Technology vendors such as Dell, Hewlett-Packard, IBM, and Sun Microsystems are expected to soon begin shipping computer equipment pre-tagged with RFID chips that meet functional and technology requirements assembled by Financial Services Technology Consortium (FSTC), a banking industry technology organization. FSTC on Jan. 12 will conclude final phases of this RFID standards project, and some vendors are anticipated to begin shipping computer gear with these tags shortly after, said John Fricke, FSTC's chief of staff.
The standards for the tags were developed with collaboration between technology vendors and members of FSTC. However, the requirements spelled out by FSTC for the banking industry RFID tags also embrace other established standards, including Electronic Product Code (EPC) Global specifications, so the banking tags could also help other industries more easily track their computer gear, too, said Fricke.
"We've coupled existing standards so we won't make life difficult" for the technology vendors who'll include these tags on their products, said Fricke.
"And these same standards that work for banking could work for other industries, too," he said. Among the FSTC requirements spelled out by the banking industry for computer vendors in their RFID tags are code details, where to place the tags on equipment and the type of tag used, Fricke said.
While the banking industry might be leading a trend that will convince companies in other sectors to also track their IT assets using RFID technology, banks obviously aren't the first to embrace RFID.

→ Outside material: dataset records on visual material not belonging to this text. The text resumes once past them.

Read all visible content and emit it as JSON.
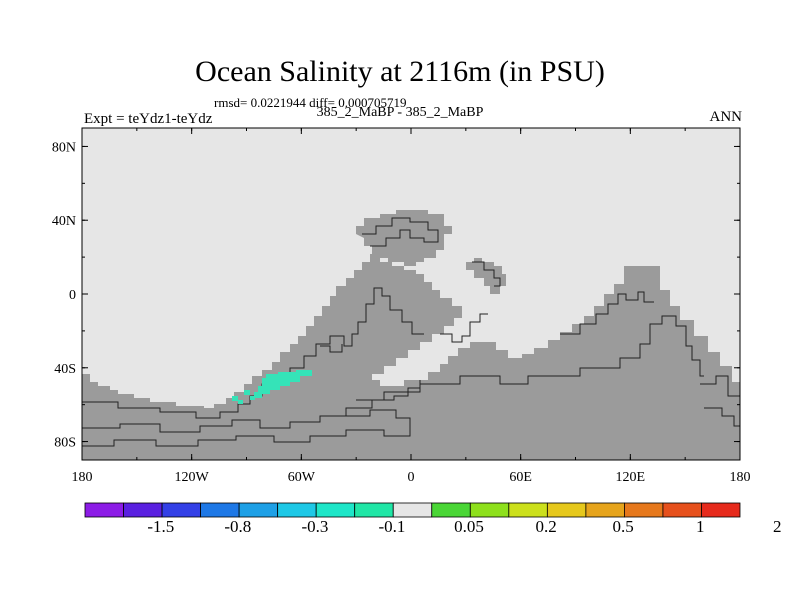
{
  "plot": {
    "title": "Ocean Salinity at 2116m (in PSU)",
    "stats": "rmsd= 0.0221944 diff= 0.000705719",
    "case_label": "385_2_MaBP - 385_2_MaBP",
    "experiment": "Expt = teYdz1-teYdz",
    "season": "ANN"
  },
  "map": {
    "projection": "cylindrical-equidistant",
    "lon_range": [
      -180,
      180
    ],
    "lat_range": [
      -90,
      90
    ],
    "lat_ticks": [
      {
        "value": 80,
        "label": "80N"
      },
      {
        "value": 40,
        "label": "40N"
      },
      {
        "value": 0,
        "label": "0"
      },
      {
        "value": -40,
        "label": "40S"
      },
      {
        "value": -80,
        "label": "80S"
      }
    ],
    "lon_ticks": [
      {
        "value": -180,
        "label": "180"
      },
      {
        "value": -120,
        "label": "120W"
      },
      {
        "value": -60,
        "label": "60W"
      },
      {
        "value": 0,
        "label": "0"
      },
      {
        "value": 60,
        "label": "60E"
      },
      {
        "value": 120,
        "label": "120E"
      },
      {
        "value": 180,
        "label": "180"
      }
    ],
    "colors": {
      "ocean": "#e6e6e6",
      "land": "#9b9b9b",
      "coast": "#222222",
      "anomaly": "#35e3b8"
    }
  },
  "colorbar": {
    "colors": [
      "#8c1ce6",
      "#5a20e0",
      "#3340e6",
      "#1e78e6",
      "#1ea0e6",
      "#1ec8e6",
      "#1ee6c8",
      "#20e6a6",
      "#e6e6e6",
      "#4ad636",
      "#8ee01c",
      "#cce01c",
      "#e6c81c",
      "#e6a41c",
      "#e6781c",
      "#e6501c",
      "#e62a1c"
    ],
    "labels": [
      "-1.5",
      "-0.8",
      "-0.3",
      "-0.1",
      "0.05",
      "0.2",
      "0.5",
      "1",
      "2"
    ]
  }
}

"Wal-Mart's use of RFID has reduced costs, so the financial industry has taken a look at it and is also implementing the technology to reduce the costs of tracking its IT assets," Fricke said. Banks by law are required to track and document their IT inventory, he said. That's a time-consuming and expensive activity, he said. RFID eliminates an enormous amount of manual work involved with IT asset tracking, said Fricke. Wells Fargo has already implemented more than 100,000 RFID tags on its IT assets, including computer servers, laptops, storage, and networking gear, over the last year, said Mike Russo, Wells Fargo's senior VP of automated identification technologies.
Those tags meet the FSTC standards emerging for the banking industry. However, because computer vendors until now haven't shipped their products with these tags attached, Wells Fargo had to manually stick on the tags to each piece of computer equipment.

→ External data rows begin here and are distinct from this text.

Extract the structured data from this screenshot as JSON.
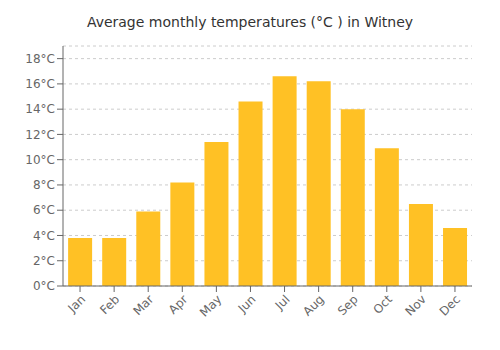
{
  "chart_data": {
    "type": "bar",
    "title": "Average monthly temperatures (°C ) in Witney",
    "categories": [
      "Jan",
      "Feb",
      "Mar",
      "Apr",
      "May",
      "Jun",
      "Jul",
      "Aug",
      "Sep",
      "Oct",
      "Nov",
      "Dec"
    ],
    "values": [
      3.8,
      3.8,
      5.9,
      8.2,
      11.4,
      14.6,
      16.6,
      16.2,
      14.0,
      10.9,
      6.5,
      4.6
    ],
    "color": "#FFC125",
    "ylim": [
      0,
      19
    ],
    "yticks": [
      {
        "value": 0,
        "label": "0°C"
      },
      {
        "value": 2,
        "label": "2°C"
      },
      {
        "value": 4,
        "label": "4°C"
      },
      {
        "value": 6,
        "label": "6°C"
      },
      {
        "value": 8,
        "label": "8°C"
      },
      {
        "value": 10,
        "label": "10°C"
      },
      {
        "value": 12,
        "label": "12°C"
      },
      {
        "value": 14,
        "label": "14°C"
      },
      {
        "value": 16,
        "label": "16°C"
      },
      {
        "value": 18,
        "label": "18°C"
      }
    ],
    "grid": true
  }
}
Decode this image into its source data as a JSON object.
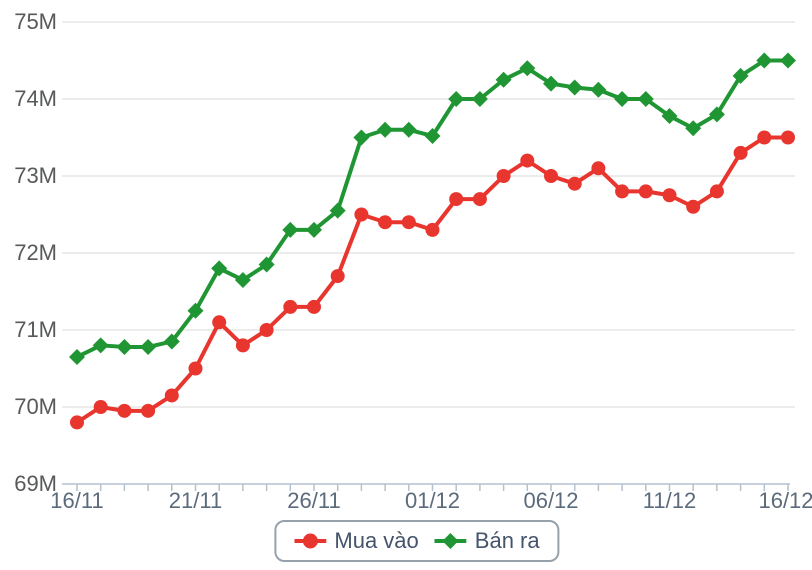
{
  "chart_data": {
    "type": "line",
    "title": "",
    "xlabel": "",
    "ylabel": "",
    "unit": "M",
    "ylim": [
      69,
      75
    ],
    "num_points": 31,
    "grid": "horizontal-only",
    "legend_position": "bottom-center",
    "y_tick_labels": [
      "69M",
      "70M",
      "71M",
      "72M",
      "73M",
      "74M",
      "75M"
    ],
    "x_tick_labels": [
      {
        "index": 0,
        "label": "16/11"
      },
      {
        "index": 5,
        "label": "21/11"
      },
      {
        "index": 10,
        "label": "26/11"
      },
      {
        "index": 15,
        "label": "01/12"
      },
      {
        "index": 20,
        "label": "06/12"
      },
      {
        "index": 25,
        "label": "11/12"
      },
      {
        "index": 30,
        "label": "16/12"
      }
    ],
    "series": [
      {
        "name": "Mua vào",
        "color": "#e8352e",
        "marker": "circle",
        "values": [
          69.8,
          70.0,
          69.95,
          69.95,
          70.15,
          70.5,
          71.1,
          70.8,
          71.0,
          71.3,
          71.3,
          71.7,
          72.5,
          72.4,
          72.4,
          72.3,
          72.7,
          72.7,
          73.0,
          73.2,
          73.0,
          72.9,
          73.1,
          72.8,
          72.8,
          72.75,
          72.6,
          72.8,
          73.3,
          73.5,
          73.5
        ]
      },
      {
        "name": "Bán ra",
        "color": "#1f9633",
        "marker": "diamond",
        "values": [
          70.65,
          70.8,
          70.78,
          70.78,
          70.85,
          71.25,
          71.8,
          71.65,
          71.85,
          72.3,
          72.3,
          72.55,
          73.5,
          73.6,
          73.6,
          73.52,
          74.0,
          74.0,
          74.25,
          74.4,
          74.2,
          74.15,
          74.12,
          74.0,
          74.0,
          73.78,
          73.62,
          73.8,
          74.3,
          74.5,
          74.5
        ]
      }
    ],
    "style_colors": {
      "grid_color": "#d9d9d9",
      "axis_color": "#b3c2cf",
      "y_label_color": "#58595b",
      "x_label_color": "#5b6b7b",
      "legend_text_color": "#44546a",
      "legend_border_color": "#97a1ab"
    }
  }
}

That was a lot of work. But the bigger challenge was developing interfaces between the RFID technology and Wells Fargo's various software systems, including its accounts payable programs and inventory systems, said Russo.
Fricke expects software vendors also will begin adding RFID interfaces to their banking industry software. "They're missing the boat if they don't," he said.
Already, the rollout of RFID tags is making IT asset tracking more efficient and cost-effective at Wells Fargo, said Russo. In the past, the company relied on bar-code scanners to take IT asset inventory. However, the scanners had to be manually swiped near "thousands of computer racks" just the right way.
Now, the information is automatically transmitted from the RFID tags to antennas and the data gets fed into inventory, order entry, and other systems, said Russo. Wells Fargo's physical portals also are wired to recognize when shipments of computer gear donning the tags arrive at Wells Fargo loading sites. This helps ensure that equipment reaches the right locations and aren't misplaced, he said.
Meanwhile, one of the advantages for computer vendors in pre-tagging their gear is that they can be compensated sooner for purchases because customers' financial systems can be automatically updated when shipments arrive, said Fricke.
"It's a win-win for everyone," he said.